Dalam ajaran tarekat yang diikutinya, ungkap Subandi, zikir dilakukan setiap shalat lima waktu paling sedikit sebanyak 165 kali. Pengucapan berulang-ulang itu membuat seseorang yang melakukannya menjadi fokus. Menurut dia, praktik tersebut mirip dengan meditasi yang mampu mengaktivasi hormon endorfin secara alami pada tubuh manusia. Hormon tersebut memunculkan perasaan-perasaan senang sehingga kegundahan yang melanda hati manusia perlahan sirna.
”Secara psikologis, dengan mengucapkan kalimat zikir, pikiran-pikiran yang mengganggu akan hilang. Tidak masuk ke dalam hati kita. Kita akan terfokus pada Allah.
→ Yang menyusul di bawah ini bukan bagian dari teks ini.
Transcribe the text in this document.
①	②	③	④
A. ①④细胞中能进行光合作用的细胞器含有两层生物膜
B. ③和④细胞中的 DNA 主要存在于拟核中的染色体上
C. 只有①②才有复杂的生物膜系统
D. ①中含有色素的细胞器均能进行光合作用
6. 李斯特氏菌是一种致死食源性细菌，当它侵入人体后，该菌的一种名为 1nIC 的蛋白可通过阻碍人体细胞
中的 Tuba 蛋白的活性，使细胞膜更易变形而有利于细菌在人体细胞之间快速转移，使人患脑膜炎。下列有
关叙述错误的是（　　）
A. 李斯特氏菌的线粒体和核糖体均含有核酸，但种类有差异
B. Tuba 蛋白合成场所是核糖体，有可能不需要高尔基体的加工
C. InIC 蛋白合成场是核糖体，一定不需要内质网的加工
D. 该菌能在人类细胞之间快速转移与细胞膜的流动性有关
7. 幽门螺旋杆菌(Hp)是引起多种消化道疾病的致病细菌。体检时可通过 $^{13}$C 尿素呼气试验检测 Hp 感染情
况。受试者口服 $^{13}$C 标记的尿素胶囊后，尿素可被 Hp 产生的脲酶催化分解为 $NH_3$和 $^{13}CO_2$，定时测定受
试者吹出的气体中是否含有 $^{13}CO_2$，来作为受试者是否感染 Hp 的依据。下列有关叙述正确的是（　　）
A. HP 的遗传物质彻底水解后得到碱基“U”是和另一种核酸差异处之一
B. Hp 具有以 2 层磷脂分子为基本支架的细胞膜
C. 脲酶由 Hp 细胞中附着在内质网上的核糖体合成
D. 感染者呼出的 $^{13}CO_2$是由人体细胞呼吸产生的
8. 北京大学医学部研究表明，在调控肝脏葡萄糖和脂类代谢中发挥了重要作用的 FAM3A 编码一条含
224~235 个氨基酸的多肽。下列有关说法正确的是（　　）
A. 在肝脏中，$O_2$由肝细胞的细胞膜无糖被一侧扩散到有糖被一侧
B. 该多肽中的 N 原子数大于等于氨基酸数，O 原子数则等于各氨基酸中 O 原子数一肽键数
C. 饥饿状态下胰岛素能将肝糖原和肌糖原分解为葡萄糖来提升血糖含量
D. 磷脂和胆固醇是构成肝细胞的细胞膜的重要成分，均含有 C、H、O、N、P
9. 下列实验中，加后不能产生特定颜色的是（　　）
Masalah-masalah yang ada tidak akan sampai merusak atau mengganggu jiwa,” kata Subandi.
Subandi menyampaikan, jumlah ikhwan, atau anggota, yang tergabung dalam madrasahnya sekitar 30 orang. Mereka terentang dari usia 20-an tahun hingga lebih dari 50 tahun. Adapun kegiatan rutinnya ialah shalat dan zikir bersama setiap Kamis malam dan Minggu malam. Itu biasanya diikuti 5-10 orang setiap kegiatan. Kegiatan lainnya ialah pengajian manakib bulanan dengan peserta 30-an orang.
Dari meditasi, saya akhirnya bisa mengenal kata cukup dan menikmati yang ada saat ini, bukan yang belum ada.
Alasan keikutsertaan para anggota, jelas Subandi, cukup beragam, mulai dari masalah keluarga sampai persoalan ekonomi. Itu sesuai dengan karakter masyarakat perkotaan yang kerap kali masih merasa kosong meskipun memiliki ”modal” untuk mencari kebahagiaan secara material.
Menurut dia, hal tersebut berkaitan dengan dua konsep manusia dalam merasakan kebahagiaan, yakni hedonistik dan eudamonik. Dalam konsep hedonistik, kebahagiaan diperoleh karena terpuaskan oleh keinginan-keinginan, sedangkan konsep eudamonik mengutamakan aspek spiritual untuk mencapai kebahagiaan.
”Kebahagiaan yang dipenuhi lewat keinginan-keinginan itu sifatnya sementara. Eudamonik ini adalah kebahagiaan yang hakiki karena bersifat lebih langgeng. Orang menjadi merasakan hidup lebih bermakna dan memandang segala hal lebih positif,” kata Subandi.